Professor Gallo went on to stress that a lack of infrastructure in the developing world was hindering work to treat sufferers with vaccines.
"If the infrastructure is not there, we are going to create multi-drug-resistant mutants," he said.
The convention, which opened on Sunday and continues to Wednesday, was disrupted after Mr Mandela's speech by a dozen protesters demanding bigger funds to tackle HIV/Aids worldwide.
Mr Mandela smiled during the noisy but peaceful protest, clapping in time to the chant from the podium.
Delegates heard horrifying statistics on the continuing inroads being made by the disease with one speaker reporting that 90,000 people in Burundi alone needed anti-retroviral drugs - and only 1,000 were getting them.
But there was better news from Brazil where an aggressive safe sex campaign appears to have paid off.
Former President Fernando Henrique Cardoso rounded on the US for basing its Aids prevention programmes on sexual abstinence rather than condom use.

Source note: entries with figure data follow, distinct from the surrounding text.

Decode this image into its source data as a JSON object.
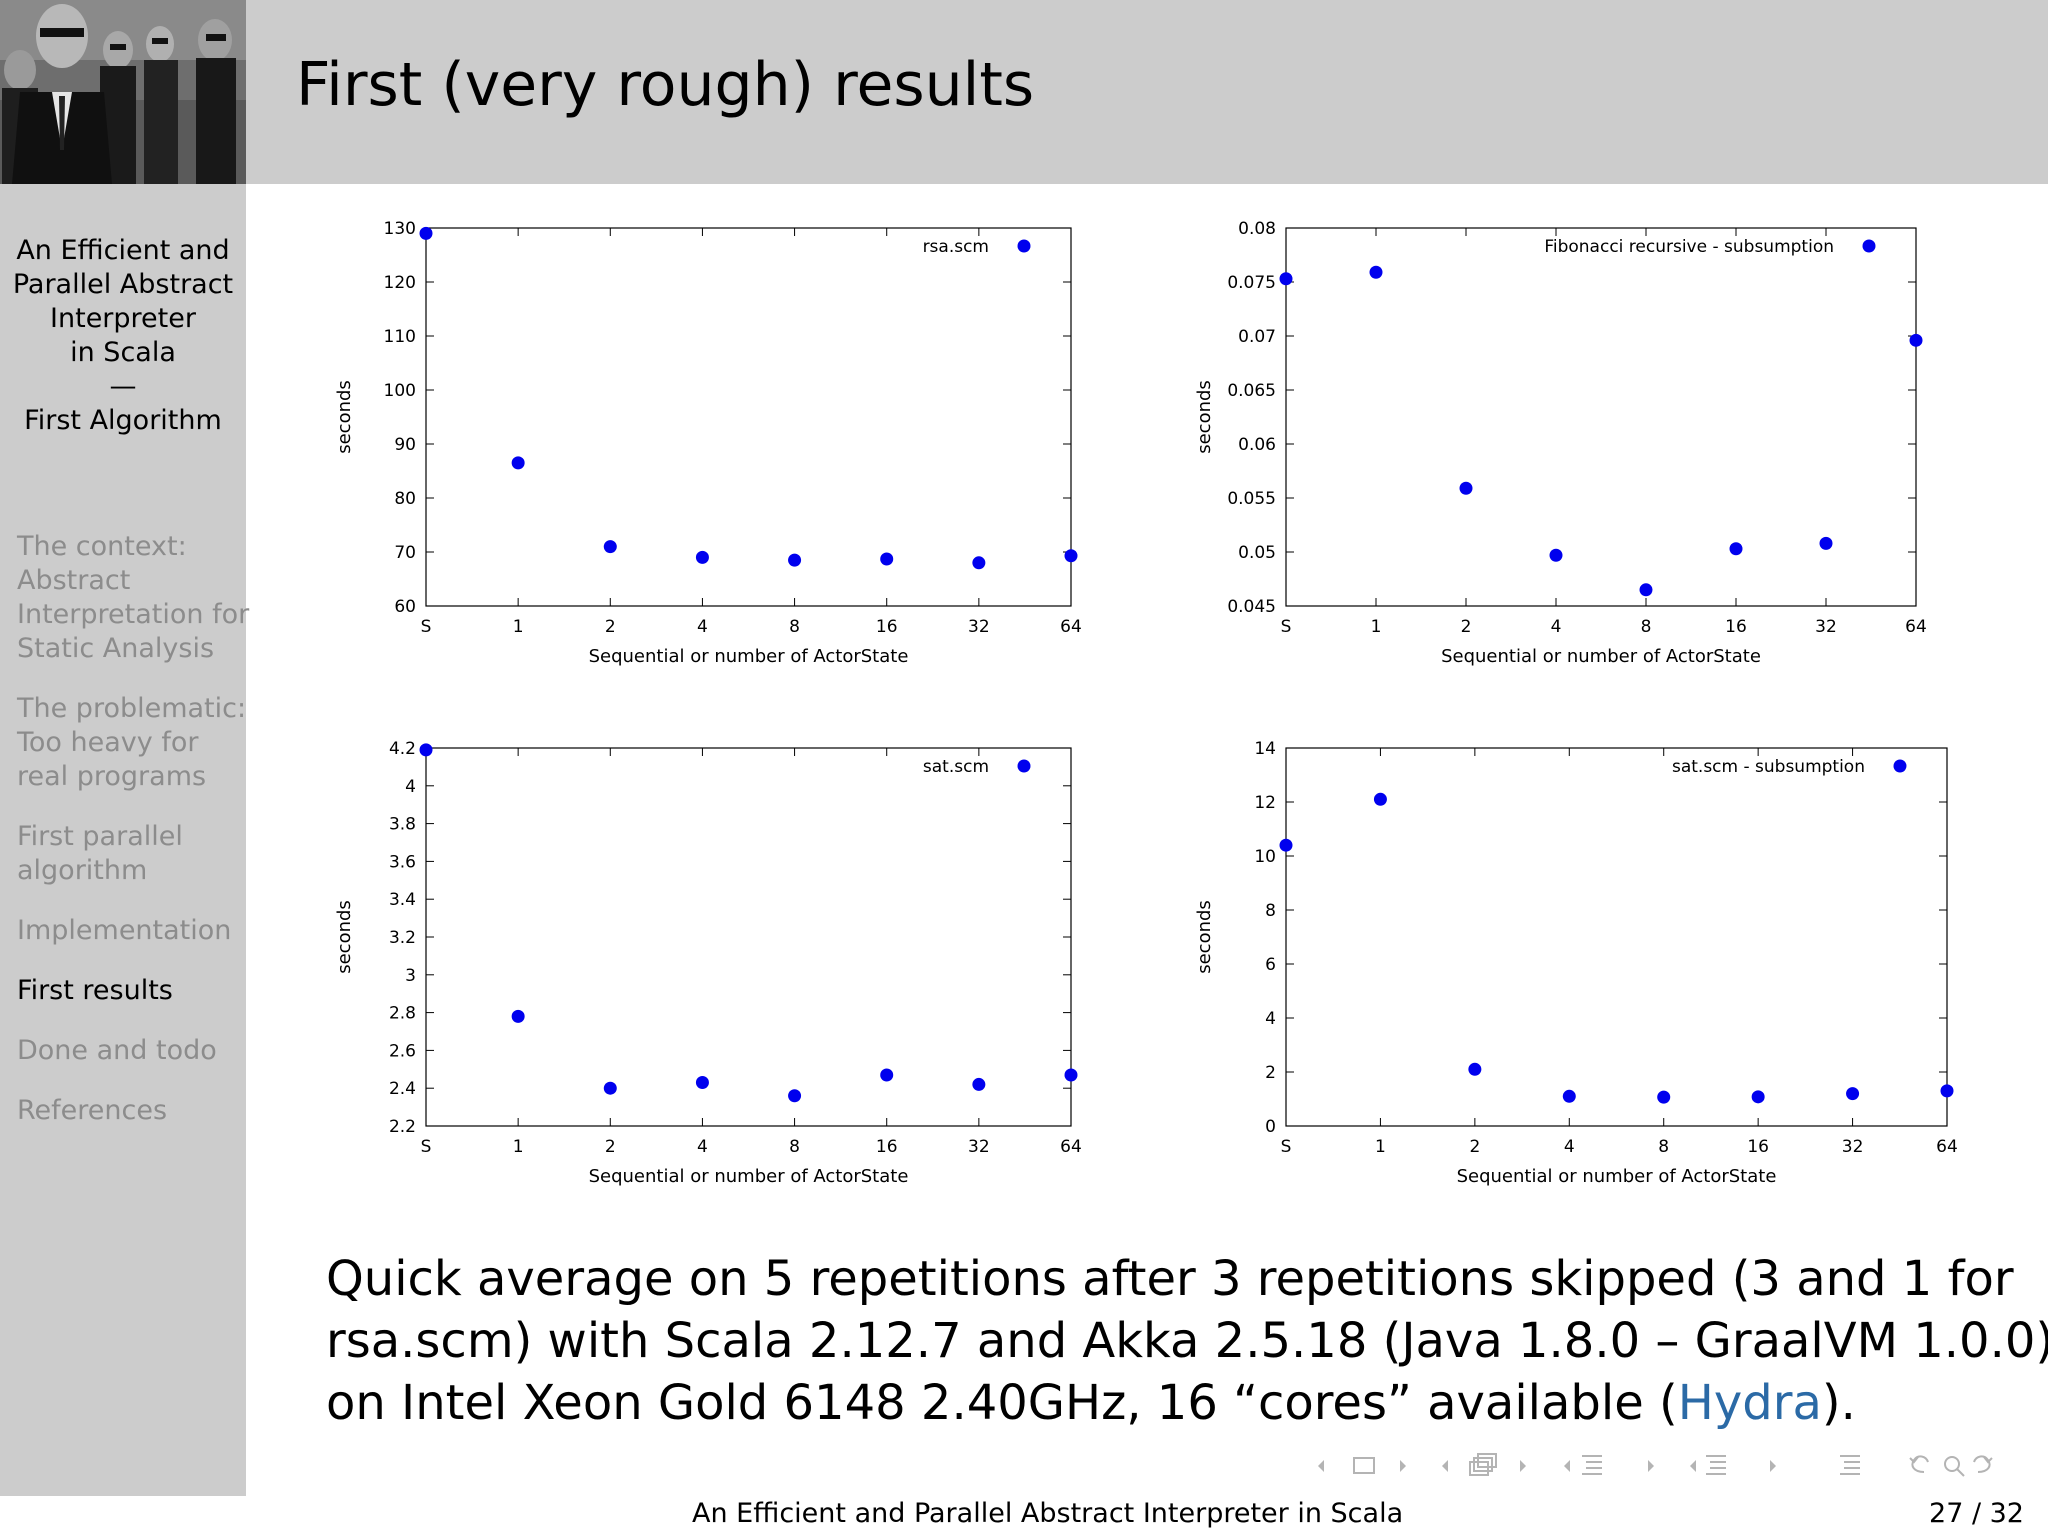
{
  "header": {
    "title": "First (very rough) results"
  },
  "sidebar": {
    "title_lines": [
      "An Efficient and",
      "Parallel Abstract",
      "Interpreter",
      "in Scala",
      "—",
      "First Algorithm"
    ],
    "sections": [
      {
        "lines": [
          "The context:",
          "Abstract",
          "Interpretation for",
          "Static Analysis"
        ],
        "active": false
      },
      {
        "lines": [
          "The problematic:",
          "Too heavy for",
          "real programs"
        ],
        "active": false
      },
      {
        "lines": [
          "First parallel",
          "algorithm"
        ],
        "active": false
      },
      {
        "lines": [
          "Implementation"
        ],
        "active": false
      },
      {
        "lines": [
          "First results"
        ],
        "active": true
      },
      {
        "lines": [
          "Done and todo"
        ],
        "active": false
      },
      {
        "lines": [
          "References"
        ],
        "active": false
      }
    ]
  },
  "colors": {
    "marker": "#0000ee",
    "sidebar_bg": "#cccccc",
    "link": "#2b6aa6",
    "inactive_text": "#8c8c8c"
  },
  "chart_data": [
    {
      "type": "scatter",
      "legend": "rsa.scm",
      "legend_placement": "top-right",
      "categories": [
        "S",
        "1",
        "2",
        "4",
        "8",
        "16",
        "32",
        "64"
      ],
      "values": [
        129,
        86.5,
        71,
        69,
        68.5,
        68.7,
        68,
        69.3
      ],
      "ylim": [
        60,
        130
      ],
      "yticks": [
        "60",
        "70",
        "80",
        "90",
        "100",
        "110",
        "120",
        "130"
      ],
      "ylabel": "seconds",
      "xlabel": "Sequential or number of ActorState"
    },
    {
      "type": "scatter",
      "legend": "Fibonacci recursive - subsumption",
      "legend_placement": "top-right",
      "categories": [
        "S",
        "1",
        "2",
        "4",
        "8",
        "16",
        "32",
        "64"
      ],
      "values": [
        0.0753,
        0.0759,
        0.0559,
        0.0497,
        0.0465,
        0.0503,
        0.0508,
        0.0696
      ],
      "ylim": [
        0.045,
        0.08
      ],
      "yticks": [
        "0.045",
        "0.05",
        "0.055",
        "0.06",
        "0.065",
        "0.07",
        "0.075",
        "0.08"
      ],
      "ylabel": "seconds",
      "xlabel": "Sequential or number of ActorState"
    },
    {
      "type": "scatter",
      "legend": "sat.scm",
      "legend_placement": "top-right",
      "categories": [
        "S",
        "1",
        "2",
        "4",
        "8",
        "16",
        "32",
        "64"
      ],
      "values": [
        4.19,
        2.78,
        2.4,
        2.43,
        2.36,
        2.47,
        2.42,
        2.47
      ],
      "ylim": [
        2.2,
        4.2
      ],
      "yticks": [
        "2.2",
        "2.4",
        "2.6",
        "2.8",
        "3",
        "3.2",
        "3.4",
        "3.6",
        "3.8",
        "4",
        "4.2"
      ],
      "ylabel": "seconds",
      "xlabel": "Sequential or number of ActorState"
    },
    {
      "type": "scatter",
      "legend": "sat.scm - subsumption",
      "legend_placement": "top-right",
      "categories": [
        "S",
        "1",
        "2",
        "4",
        "8",
        "16",
        "32",
        "64"
      ],
      "values": [
        10.4,
        12.1,
        2.1,
        1.1,
        1.07,
        1.08,
        1.2,
        1.3
      ],
      "ylim": [
        0,
        14
      ],
      "yticks": [
        "0",
        "2",
        "4",
        "6",
        "8",
        "10",
        "12",
        "14"
      ],
      "ylabel": "seconds",
      "xlabel": "Sequential or number of ActorState"
    }
  ],
  "caption": {
    "line1": "Quick average on 5 repetitions after 3 repetitions skipped (3 and 1 for",
    "line2": "rsa.scm) with Scala 2.12.7 and Akka 2.5.18 (Java 1.8.0 – GraalVM 1.0.0)",
    "line3_before": "on Intel Xeon Gold 6148 2.40GHz, 16 “cores” available (",
    "line3_link": "Hydra",
    "line3_after": ")."
  },
  "footer": {
    "title": "An Efficient and Parallel Abstract Interpreter in Scala",
    "page": "27 / 32"
  }
}
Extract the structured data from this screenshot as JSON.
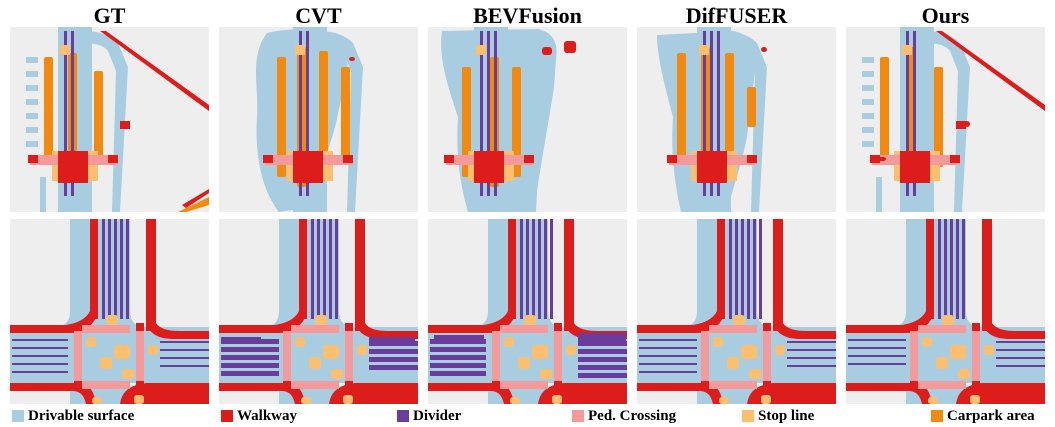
{
  "columns": [
    "GT",
    "CVT",
    "BEVFusion",
    "DifFUSER",
    "Ours"
  ],
  "legend": [
    {
      "label": "Drivable surface",
      "color": "#a8cde0"
    },
    {
      "label": "Walkway",
      "color": "#dd1c1c"
    },
    {
      "label": "Divider",
      "color": "#6a3d9a"
    },
    {
      "label": "Ped. Crossing",
      "color": "#f49a9a"
    },
    {
      "label": "Stop line",
      "color": "#fbbf6f"
    },
    {
      "label": "Carpark area",
      "color": "#f28a0f"
    }
  ],
  "colors": {
    "background": "#eeeeee",
    "drivable": "#a8cde0",
    "walkway": "#dd1c1c",
    "divider": "#6a3d9a",
    "ped_crossing": "#f49a9a",
    "stop_line": "#fbbf6f",
    "carpark": "#f28a0f"
  }
}
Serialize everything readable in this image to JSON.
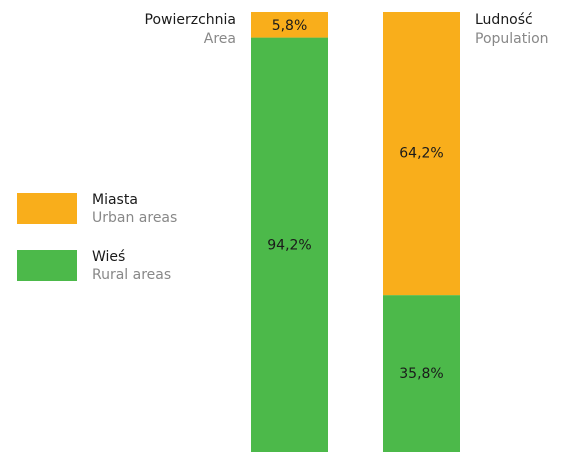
{
  "chart_data": {
    "type": "stacked_bar",
    "categories": [
      "Powierzchnia",
      "Ludność"
    ],
    "category_subtitles": [
      "Area",
      "Population"
    ],
    "series": [
      {
        "name": "Miasta",
        "subtitle": "Urban areas",
        "color": "#f9ae1b",
        "values": [
          5.8,
          64.2
        ],
        "value_labels": [
          "5,8%",
          "64,2%"
        ]
      },
      {
        "name": "Wieś",
        "subtitle": "Rural areas",
        "color": "#4cb94a",
        "values": [
          94.2,
          35.8
        ],
        "value_labels": [
          "94,2%",
          "35,8%"
        ]
      }
    ],
    "legend": "left"
  }
}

He urged the global community to learn from Brazil's example of setting up education campaigns, expanding basic health care and providing anti-retroviral drugs to all infected people.
Brazil has cut the death rate from Aids by 50% and hospitalisations by 75%, he told the conference.
"The Brazilian experience confirms that ambiguous and inconsistent messages like those [which] advocate abstinence and fidelity as solutions run the risk of generating a misleading sense of security," he said.
The conference opened in France, BBC science correspondent Richard Black reports, because it was French researchers who published early evidence that HIV causes Aids.
Professor Gallo, of the rival American team, told the BBC on Monday that a dispute with the French over who exactly had proved the link had been resolved 15 years previously.
"We absolutely have no disagreement on the history," said Professor Gallo, who is sharing the conference platform with the leader of the French team, Luc Montagnier.
"We call it co-discovery."
Despite 20 years of research, our correspondent notes, there is still no effective vaccine against Aids.
But with the modern science of genomics allowing researchers unprecedented insights into the workings of cells and viruses, a raft of potential new approaches to vaccination will be unveiled here.